La dispositif repose également sur du pénal, qui par nature, est une sanction forte mais aléatoire. C’est un peu comme les accidents d’avion, on a statistiquement très peu de chances d’en être victime, en revanche, si l’accident survient, l’ensemble des passagers sont tués. Cela créé une pression sur les personnes concernées, qui provoque un malaise. Le dispositif est encore plus vicieux, car on peut être condamné sur des faits réellement problématiques de corruption, mais aussi pour ne pas avoir bien rempli ses obligations déclaratives, en l’absence de tout fait de corruption. Une personne foncièrement honnête, mais un peu négligente, peut se retrouver sanctionnée, comme cela a été le cas de Jean-Paul Delevoye. Il a du quitter le gouvernement, pour avoir pris un trop à la légère cette obligation déclarative, alors qu’il n’avait rien à se reprocher sur les questions de probité.

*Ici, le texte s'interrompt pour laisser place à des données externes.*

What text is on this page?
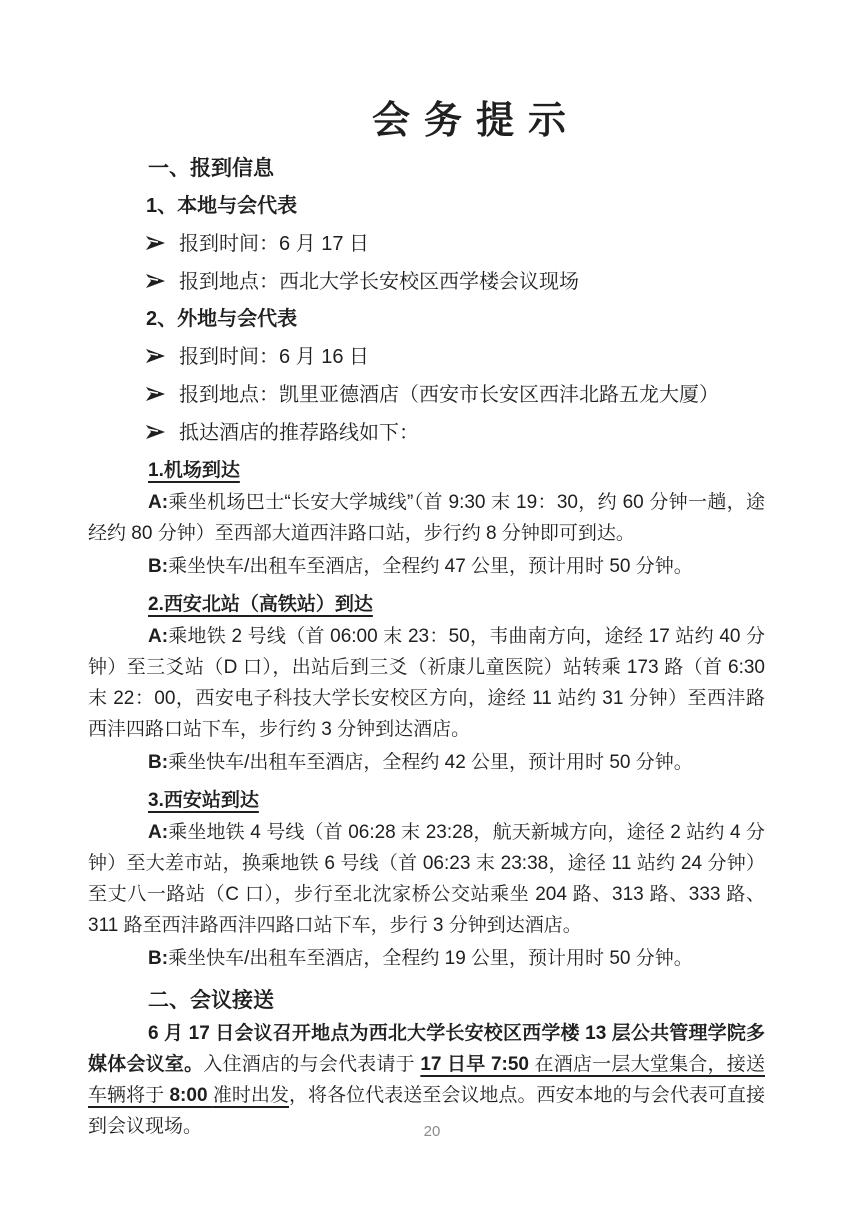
会务提示
一、报到信息
1、本地与会代表
报到时间：6 月 17 日
报到地点：西北大学长安校区西学楼会议现场
2、外地与会代表
报到时间：6 月 16 日
报到地点：凯里亚德酒店（西安市长安区西沣北路五龙大厦）
抵达酒店的推荐路线如下：
1.机场到达

A:乘坐机场巴士“长安大学城线”（首 9:30 末 19：30，约 60 分钟一趟，途经约 80 分钟）至西部大道西沣路口站，步行约 8 分钟即可到达。

B:乘坐快车/出租车至酒店，全程约 47 公里，预计用时 50 分钟。

2.西安北站（高铁站）到达

A:乘地铁 2 号线（首 06:00 末 23：50，韦曲南方向，途经 17 站约 40 分钟）至三爻站（D 口），出站后到三爻（祈康儿童医院）站转乘 173 路（首 6:30 末 22：00，西安电子科技大学长安校区方向，途经 11 站约 31 分钟）至西沣路西沣四路口站下车，步行约 3 分钟到达酒店。

B:乘坐快车/出租车至酒店，全程约 42 公里，预计用时 50 分钟。

3.西安站到达

A:乘坐地铁 4 号线（首 06:28 末 23:28，航天新城方向，途径 2 站约 4 分钟）至大差市站，换乘地铁 6 号线（首 06:23 末 23:38，途径 11 站约 24 分钟）至丈八一路站（C 口），步行至北沈家桥公交站乘坐 204 路、313 路、333 路、311 路至西沣路西沣四路口站下车，步行 3 分钟到达酒店。

B:乘坐快车/出租车至酒店，全程约 19 公里，预计用时 50 分钟。

二、会议接送

6 月 17 日会议召开地点为西北大学长安校区西学楼 13 层公共管理学院多媒体会议室。入住酒店的与会代表请于 17 日早 7:50 在酒店一层大堂集合，接送车辆将于 8:00 准时出发，将各位代表送至会议地点。西安本地的与会代表可直接到会议现场。	20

Ce dispositif est un bureaucratie kafkaienne, qui demande à 98% des personnes, qui sont honnêtes et de bonne volonté, de remplir des questionnaires très détaillés, sur leur vie, de passer du temps à tout rechercher, en leur mettant une épée de Damoclès pénale. On peine à imaginer, en dehors, la violence que peut représenter, pour les personnes concernées, ce déballage de leur vie privée, parfois de leur histoire personnelle. Il faudrait que sortent les témoignages de personnes ayant mal vécu leurs contacts avec la HATVP. J’ai en tête l’exemple de ces députés battus en juillet 2024. Ils ont reçu l’injonction (avec menace implicite de poursuites pénales) de rendre toutes leurs déclarations de sortie de mandat avant le 9 août (2 mois après la dissolution), alors que pour certains, ils sont en pleine campagne électorale, ou en phase de sidération après une défaite qu’ils n’ont pas vu venir.

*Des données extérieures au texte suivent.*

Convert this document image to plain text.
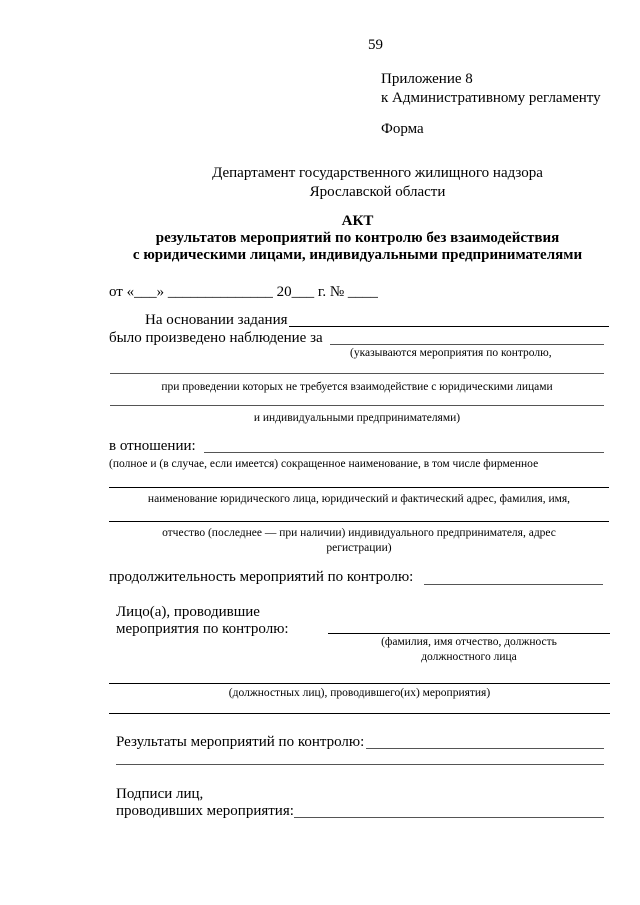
59
Приложение 8
к Административному регламенту
Форма
Департамент государственного жилищного надзора
Ярославской области
АКТ
результатов мероприятий по контролю без взаимодействия
с юридическими лицами, индивидуальными предпринимателями
от «___» ______________ 20___ г. № ____
На основании задания
было произведено наблюдение за
(указываются мероприятия по контролю,
при проведении которых не требуется взаимодействие с юридическими лицами
и индивидуальными предпринимателями)
в отношении:
(полное и (в случае, если имеется) сокращенное наименование, в том числе фирменное
наименование юридического лица, юридический и фактический адрес, фамилия, имя,
отчество (последнее — при наличии) индивидуального предпринимателя, адрес
регистрации)
продолжительность мероприятий по контролю:
Лицо(а), проводившие
мероприятия по контролю:
(фамилия, имя отчество, должность
должностного лица
(должностных лиц), проводившего(их) мероприятия)
Результаты мероприятий по контролю:
Подписи лиц,
проводивших мероприятия:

Tout le dispositif repose sur une détection des potentiels conflits d’intérêts, sans se donner les moyens de vérifier s’il y a effectivement un problème. L’institution de contrôle n’a pas de moyens suffisants pour faire son travail, et ne les aura jamais. Elle peut tout juste traiter les dossiers entrants et faire un peu de pédagogie.

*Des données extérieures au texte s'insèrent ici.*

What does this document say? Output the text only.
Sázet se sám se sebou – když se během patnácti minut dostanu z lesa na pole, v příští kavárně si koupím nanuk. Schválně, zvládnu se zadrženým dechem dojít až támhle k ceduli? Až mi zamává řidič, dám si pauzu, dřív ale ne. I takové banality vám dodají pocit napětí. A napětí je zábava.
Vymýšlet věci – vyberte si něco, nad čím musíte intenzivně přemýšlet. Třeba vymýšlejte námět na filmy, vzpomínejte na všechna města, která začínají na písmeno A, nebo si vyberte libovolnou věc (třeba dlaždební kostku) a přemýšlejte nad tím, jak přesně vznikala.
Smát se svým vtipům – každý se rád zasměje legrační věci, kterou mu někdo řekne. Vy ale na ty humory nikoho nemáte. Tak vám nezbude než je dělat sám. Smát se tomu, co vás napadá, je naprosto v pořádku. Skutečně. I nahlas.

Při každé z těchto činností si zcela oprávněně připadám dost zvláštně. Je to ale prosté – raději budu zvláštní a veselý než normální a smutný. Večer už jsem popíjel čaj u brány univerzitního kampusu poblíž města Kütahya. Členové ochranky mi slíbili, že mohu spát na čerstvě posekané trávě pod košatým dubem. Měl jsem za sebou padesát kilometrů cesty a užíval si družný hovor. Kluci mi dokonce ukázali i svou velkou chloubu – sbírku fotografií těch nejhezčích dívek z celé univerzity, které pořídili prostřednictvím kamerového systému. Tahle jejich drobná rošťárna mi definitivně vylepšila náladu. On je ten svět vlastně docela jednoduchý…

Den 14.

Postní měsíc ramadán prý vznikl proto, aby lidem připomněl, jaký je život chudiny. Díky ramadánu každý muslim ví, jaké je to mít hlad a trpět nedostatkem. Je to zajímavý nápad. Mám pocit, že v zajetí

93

L’un des problèmes de fond, jamais évoqué, est que la HATVP est un organisme extérieur aux secteurs qu’ils doit contrôler. Il n’a donc pas accès aux informations réellement sensibles, aux signaux faibles que l’on perçoit quand on est impliqué, aux éléments qu’on se communique entre pairs, mais pas à un gendarme. Le contrôle externe oblige à demander aux contrôlés une masse d’informations, dont la plupart ne sont pas utiles, d’où un effort bureaucratique, sans que leur traitement par l’instance soit pertinent, faute d’avoir les bons réflexes ou les signalements de ce qui est réellement problématique.
Le vrai contrôle devrait être interne, au sein même de chaque secteur, avec des contrôleurs qui sont à l’intérieur, et qui ont les « bonnes » informations et savent détecter ce qui ne va pas. Reliés à la HATVP, il seraient une sorte de « signaleurs de confiance », qui orientent les contrôles vers les personnes qui dérapent. Ce maillon est complètement absent, alors qu’il est essentiel au bon fonctionnement du dispositif.
Dans le même ordre d’idée, on pensait que la transparence, en soi, suffirait à restaurer la confiance des citoyens. Le résultat est catastrophique, car les citoyens ne s’emparent que des informations les plus croustillantes, comme les éléments de patrimoine, pour alimenter un « élu-bashing ». Les déclarations d’intérêt et de patrimoine sont devenues un réservoir de munitions pour opposants politiques. Pour que la masse d’information soit correctement traitée, il faut des intermédiaires, qui développent des outils, qui fassent de la pédagogie. Livrer des éléments bruts, à des personnes qui ne connaissent pas les tenants et aboutissants, ne peut conduire qu’à des malentendus, voire pire. On le voit par exemple avec les sites mesurant l’activité des députés, qui balancent des statistiques de présence, purement quantitatives, sans expliquer à quoi cela correspond, à des citoyens qui ne connaissent pas la procédure parlementaire. Or, là encore, ce maillon indispensable n’est qu’embryonnaire, et l’outil passe donc à coté de sa cible, qui est de renforcer la confiance des citoyens dans leurs élus.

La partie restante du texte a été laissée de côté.